Will Montero’s move to Seattle mean he’ll get more time behind the plate, his original position? At FanGraphs, Dave Cameron examines the issue, noting that catching has a “tangible effect” on a hitter, on both a daily basis and for his career value:
If the Mariners decide to keep Montero behind the plate, they should expect a lower level of offensive performance than if they move him to DH. The amount of the surge differs for each player that is moved to another position (some players can handle the load better than others before wearing down), but it is generally estimated to be in the +5 to +10 run per season range. We’ve also observed that DHs hit worse than when they play a non-catcher position on the field, so the effect would be smaller by moving him there than if they put him at first base, but there’d still be an uptick in offensive performance if he had to turn in tools of ignorance.

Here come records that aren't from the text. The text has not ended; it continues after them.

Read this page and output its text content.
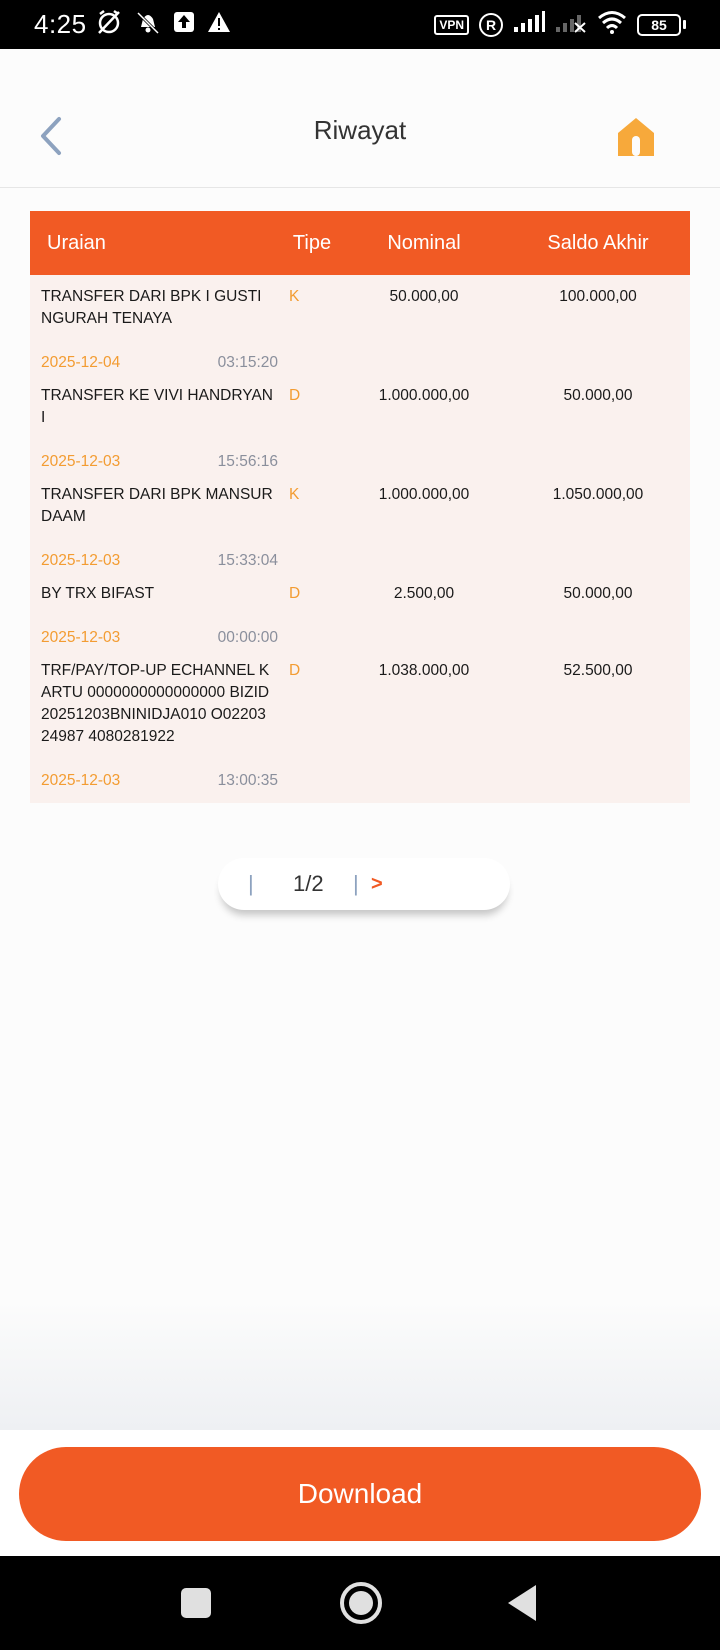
4:25	VPN	R	85
Riwayat
Uraian	Tipe	Nominal	Saldo Akhir
TRANSFER DARI BPK I GUSTI NGURAH TENAYA
K	50.000,00	100.000,00
2025-12-04	03:15:20
TRANSFER KE VIVI HANDRYANI
D	1.000.000,00	50.000,00
2025-12-03	15:56:16
TRANSFER DARI BPK MANSUR DAAM
K	1.000.000,00	1.050.000,00
2025-12-03	15:33:04
BY TRX BIFAST	D	2.500,00	50.000,00
2025-12-03	00:00:00
TRF/PAY/TOP-UP ECHANNEL KARTU 0000000000000000 BIZID 20251203BNINIDJA010 O0220324987 4080281922
D	1.038.000,00	52.500,00
2025-12-03	13:00:35
| 1/2 | >
Download
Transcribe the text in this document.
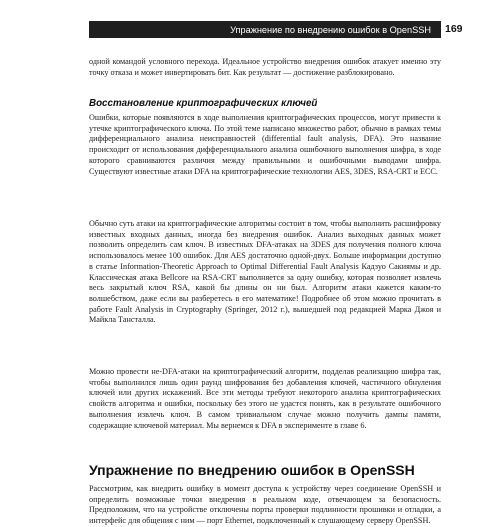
Упражнение по внедрению ошибок в OpenSSH 169

одной командой условного перехода. Идеальное устройство внедрения ошибок атакует именно эту точку отказа и может инвертировать бит. Как результат — достижение разблокировано.

Восстановление криптографических ключей

Ошибки, которые появляются в ходе выполнения криптографических процессов, могут привести к утечке криптографического ключа. По этой теме написано множество работ, обычно в рамках темы дифференциального анализа неисправностей (differential fault analysis, DFA). Это название происходит от использования дифференциального анализа ошибочного выполнения шифра, в ходе которого сравниваются различия между правильными и ошибочными выводами шифра. Существуют известные атаки DFA на криптографические технологии AES, 3DES, RSA-CRT и ECC.

Обычно суть атаки на криптографические алгоритмы состоит в том, чтобы выполнить расшифровку известных входных данных, иногда без внедрения ошибок. Анализ выходных данных может позволить определить сам ключ. В известных DFA-атаках на 3DES для получения полного ключа использовалось менее 100 ошибок. Для AES достаточно одной-двух. Больше информации доступно в статье Information-Theoretic Approach to Optimal Differential Fault Analysis Кадзуо Сакиямы и др. Классическая атака Bellcore на RSA-CRT выполняется за одну ошибку, которая позволяет извлечь весь закрытый ключ RSA, какой бы длины он ни был. Алгоритм атаки кажется каким-то волшебством, даже если вы разберетесь в его математике! Подробнее об этом можно прочитать в работе Fault Analysis in Cryptography (Springer, 2012 г.), вышедшей под редакцией Марка Джоя и Майкла Тансталла.

Можно провести не-DFA-атаки на криптографический алгоритм, подделав реализацию шифра так, чтобы выполнился лишь один раунд шифрования без добавления ключей, частичного обнуления ключей или других искажений. Все эти методы требуют некоторого анализа криптографических свойств алгоритма и ошибки, поскольку без этого не удастся понять, как в результате ошибочного выполнения извлечь ключ. В самом тривиальном случае можно получить дампы памяти, содержащие ключевой материал. Мы вернемся к DFA в эксперименте в главе 6.

Упражнение по внедрению ошибок в OpenSSH

Рассмотрим, как внедрить ошибку в момент доступа к устройству через соединение OpenSSH и определить возможные точки внедрения в реальном коде, отвечающем за безопасность. Предположим, что на устройстве отключены порты проверки подлинности прошивки и отладки, а интерфейс для общения с ним — порт Ethernet, подключенный к слушающему серверу OpenSSH.
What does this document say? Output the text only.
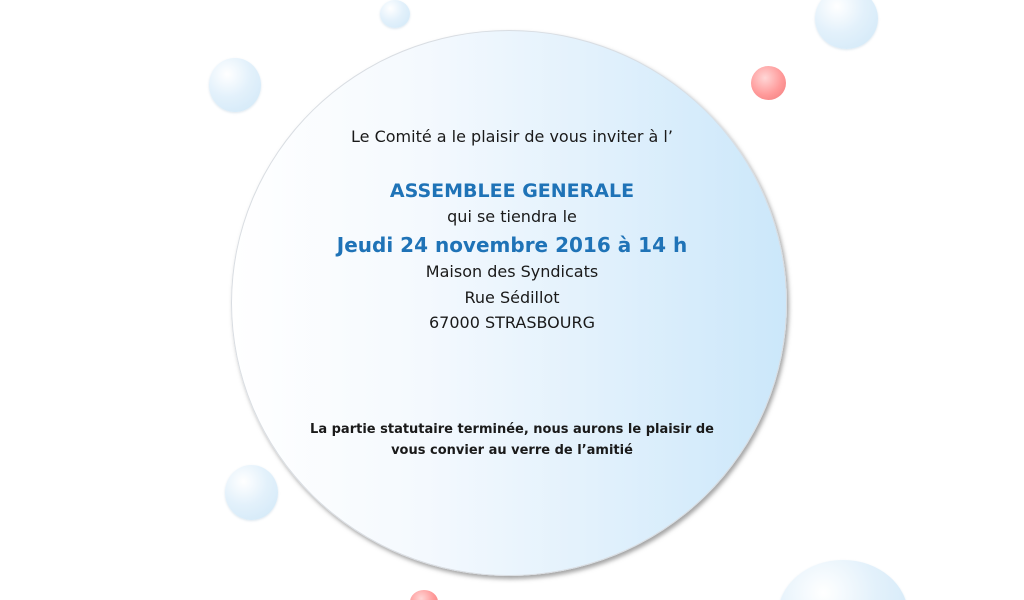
Le Comité a le plaisir de vous inviter à l’
ASSEMBLEE GENERALE
qui se tiendra le
Jeudi 24 novembre 2016 à 14 h
Maison des Syndicats
Rue Sédillot
67000 STRASBOURG
La partie statutaire terminée, nous aurons le plaisir de
vous convier au verre de l’amitié
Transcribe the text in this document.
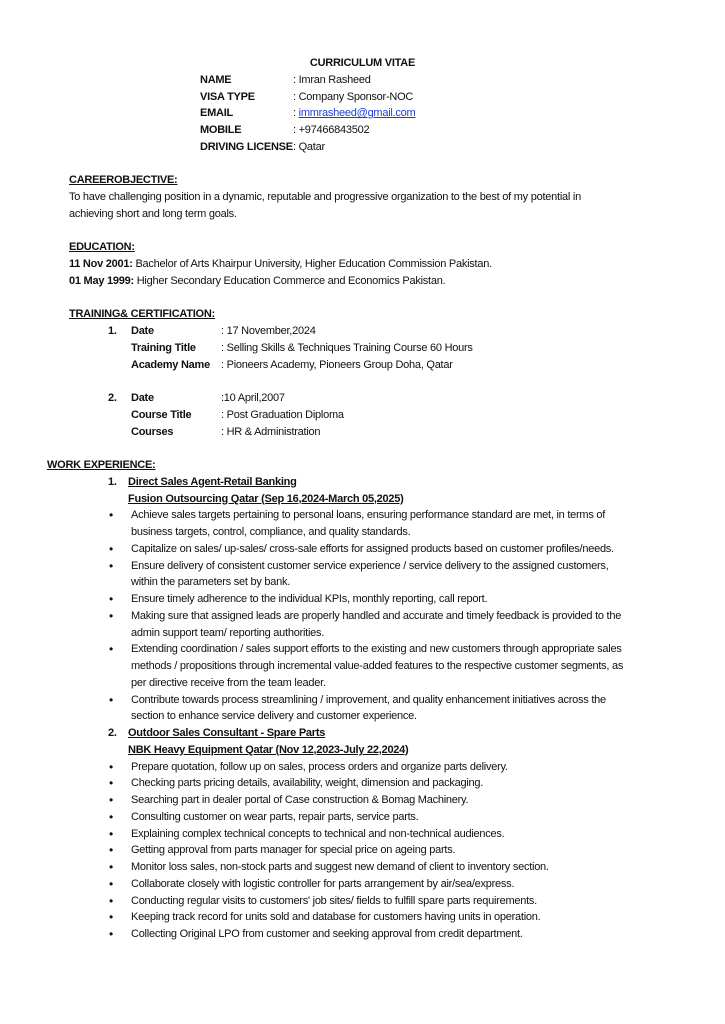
CURRICULUM VITAE
NAME	: Imran Rasheed
VISA TYPE	: Company Sponsor-NOC
EMAIL	: immrasheed@gmail.com
MOBILE	: +97466843502
DRIVING LICENSE : Qatar
CAREEROBJECTIVE:
To have challenging position in a dynamic, reputable and progressive organization to the best of my potential in achieving short and long term goals.
EDUCATION:
11 Nov 2001: Bachelor of Arts Khairpur University, Higher Education Commission Pakistan.
01 May 1999: Higher Secondary Education Commerce and Economics Pakistan.
TRAINING& CERTIFICATION:
1.	Date	: 17 November,2024
Training Title	: Selling Skills & Techniques Training Course 60 Hours
Academy Name	: Pioneers Academy, Pioneers Group Doha, Qatar
2.	Date	:10 April,2007
Course Title	: Post Graduation Diploma
Courses	: HR & Administration
WORK EXPERIENCE:
1.	Direct Sales Agent-Retail Banking
Fusion Outsourcing Qatar (Sep 16,2024-March 05,2025)
• Achieve sales targets pertaining to personal loans, ensuring performance standard are met, in terms of business targets, control, compliance, and quality standards.
• Capitalize on sales/ up-sales/ cross-sale efforts for assigned products based on customer profiles/needs.
• Ensure delivery of consistent customer service experience / service delivery to the assigned customers, within the parameters set by bank.
• Ensure timely adherence to the individual KPIs, monthly reporting, call report.
• Making sure that assigned leads are properly handled and accurate and timely feedback is provided to the admin support team/ reporting authorities.
• Extending coordination / sales support efforts to the existing and new customers through appropriate sales methods / propositions through incremental value-added features to the respective customer segments, as per directive receive from the team leader.
• Contribute towards process streamlining / improvement, and quality enhancement initiatives across the section to enhance service delivery and customer experience.
2.	Outdoor Sales Consultant - Spare Parts
NBK Heavy Equipment Qatar (Nov 12,2023-July 22,2024)
• Prepare quotation, follow up on sales, process orders and organize parts delivery.
• Checking parts pricing details, availability, weight, dimension and packaging.
• Searching part in dealer portal of Case construction & Bomag Machinery.
• Consulting customer on wear parts, repair parts, service parts.
• Explaining complex technical concepts to technical and non-technical audiences.
• Getting approval from parts manager for special price on ageing parts.
• Monitor loss sales, non-stock parts and suggest new demand of client to inventory section.
• Collaborate closely with logistic controller for parts arrangement by air/sea/express.
• Conducting regular visits to customers' job sites/ fields to fulfill spare parts requirements.
• Keeping track record for units sold and database for customers having units in operation.
• Collecting Original LPO from customer and seeking approval from credit department.
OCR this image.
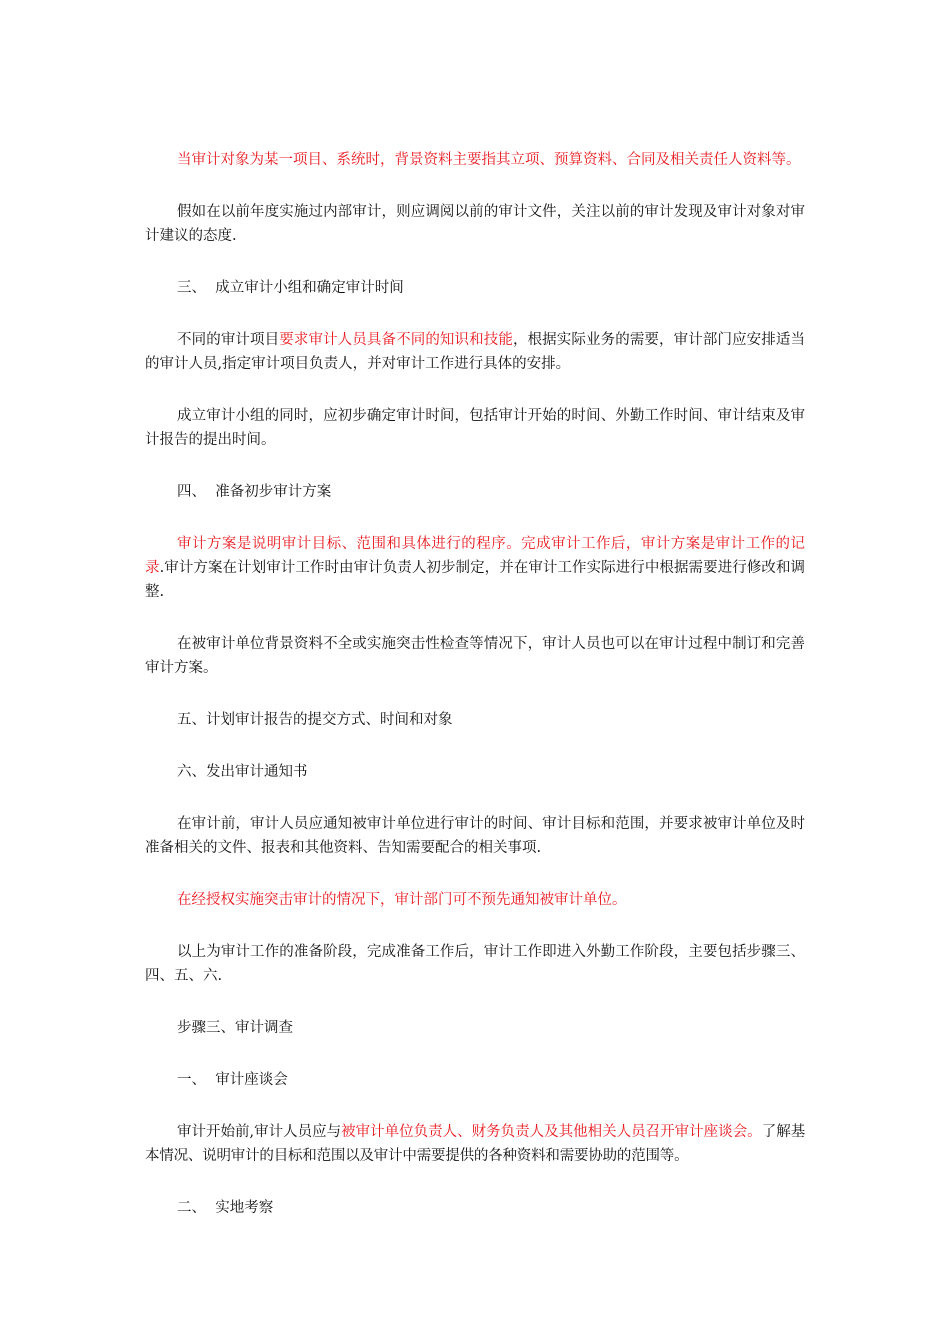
当审计对象为某一项目、系统时，背景资料主要指其立项、预算资料、合同及相关责任人资料等。

假如在以前年度实施过内部审计，则应调阅以前的审计文件，关注以前的审计发现及审计对象对审计建议的态度.

三、  成立审计小组和确定审计时间

不同的审计项目要求审计人员具备不同的知识和技能，根据实际业务的需要，审计部门应安排适当的审计人员,指定审计项目负责人，并对审计工作进行具体的安排。

成立审计小组的同时，应初步确定审计时间，包括审计开始的时间、外勤工作时间、审计结束及审计报告的提出时间。

四、  准备初步审计方案

审计方案是说明审计目标、范围和具体进行的程序。完成审计工作后，审计方案是审计工作的记录.审计方案在计划审计工作时由审计负责人初步制定，并在审计工作实际进行中根据需要进行修改和调整.

在被审计单位背景资料不全或实施突击性检查等情况下，审计人员也可以在审计过程中制订和完善审计方案。

五、计划审计报告的提交方式、时间和对象

六、发出审计通知书

在审计前，审计人员应通知被审计单位进行审计的时间、审计目标和范围，并要求被审计单位及时准备相关的文件、报表和其他资料、告知需要配合的相关事项.

在经授权实施突击审计的情况下，审计部门可不预先通知被审计单位。

以上为审计工作的准备阶段，完成准备工作后，审计工作即进入外勤工作阶段，主要包括步骤三、四、五、六.

步骤三、审计调查

一、  审计座谈会

审计开始前,审计人员应与被审计单位负责人、财务负责人及其他相关人员召开审计座谈会。了解基本情况、说明审计的目标和范围以及审计中需要提供的各种资料和需要协助的范围等。

二、  实地考察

There’s quite a bit more, including some numbers for current catchers and how their defense might affect their offense, but Cameron concludes:
This isn’t an open and shut case. There are reasonable arguments to be made for either decision – let’s just be willing to acknowledge that a lot more should go into the decision simply pointing at how awesome Montero’s offensive value could be relative to the average catcher.
The Mariners might get good value from putting Montero behind the plate, but would it be enough to displace the incumbent, Miguel Olivo? More likely, Montero will take Mike Carp’s place at DH in Seattle.